I am a mum and I work full time. I do not want to get competitive about who has it better, working mums or stay at home mums. I don’t see it as a useful debate and I think the comparison is at best unhelpful and at worst nasty. I also believe that being a mum, although brilliant, is also incredibly tough and unrelenting regardless of your employment status.
Here are some of the things which people said to me, as a working mum, while I was on maternity leave.
Things Not to Say to a Working Mum
‘You don’t want to go back to work’
This is said as a statement of fact. Actually, yes I do. I worked bloody hard to get my qualifications and I am going to use them. Secondly, financially I need to.
‘I would be so uncomfortable leaving my baby in nursery/at a childminder’
Would you? Whoopee. Did I ask for your opinion on my lifestyle choices/child care arrangements? Thought not. Of course it broke my heart a little when I first dropped my children off at nursery. It was far harder for me than either of them. They appeared totally calm. I found myself sobbing in a café where I went to supposedly enjoy ‘me-time’ without my baby. In fact, I spent the first few days sobbing in the vicinity of the nursery as I felt very lost without the person who had been quite literally attached to me for months, on the inside and out.
‘Your kids are in nursery full-time? Oh that is too much at his/her age, poor thing’.

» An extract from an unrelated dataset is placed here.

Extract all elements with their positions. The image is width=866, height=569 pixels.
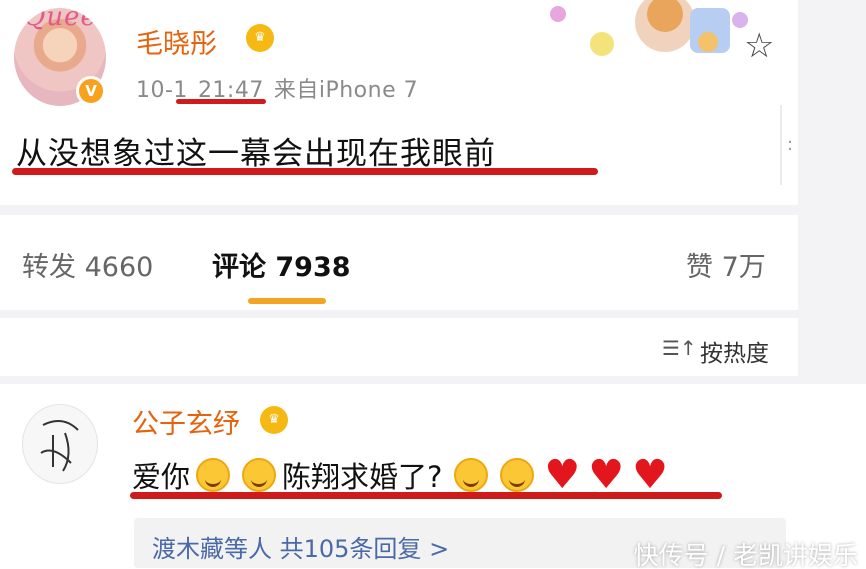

Oh where to begin? Yes they are in full-time. I personally don’t think that it is ideal. If you can cover my mortgage then I will happily go part-time. Financially, the nursery offers a discount for full time. Therefore if I work 4 days, I earn less and pay more in child care which I can’t financially justify. But thanks for making me feel like crap.
‘Can’t your husband pay the bills?’
Firstly, it is not your business what I or my husband earns. Secondly, I have always earned my own money and wish to continue to do so. At the moment, with two small kids in nursery full time, our current situation is financially crucifying. However, I am playing the long game. My kids will go to school. I want them to grow up seeing that both mum and dad work/drive/cook/clean. I loved maternity leave. But I am not personally cut out to be a stay at home mum. I do not say that to imply that it is beneath me. Quite the opposite. I love my children with an intensity that frightens me at times and can literally take my breath away. But that does not mean I want/need to be with them 24/7. I do believe that my children benefit from the social interaction and stimulation of others.
‘You are not a maternal person’
Excuse me? I am a mother of two children that I love with a passion that I have yet to find the words to adequately express. How do you define maternal?
‘You don’t love your kids enough to be with them all the time?’
Please see above. I could not love my kids more. It catches me off-guard and never before have I experienced the feeling of having my heart walk and live and breathe outside my body. But it does. In my children. Also, how very dare you?!
In an ideal world, personally I would work three days a week with a tiny commute and I would have day four with my kids and day five to catch up with jobs/admin.
What this list does not reflect, is that as a person with mild cerebral palsy I cannot physically manage my two tearaways full time on my own. This does not make me happy or proud. It makes me angry and sad and, at times, cry. A lot.
Please, be kind. All of us are doing the best we can. Some days we do great, some days we get by. Being a mum is a wonderful, life-long job. It is also incredibly tough. So let’s hear it for all the mums, those who work in the home or outside it. You are tired. So tired. But you get up the next day and keep going. You are a star.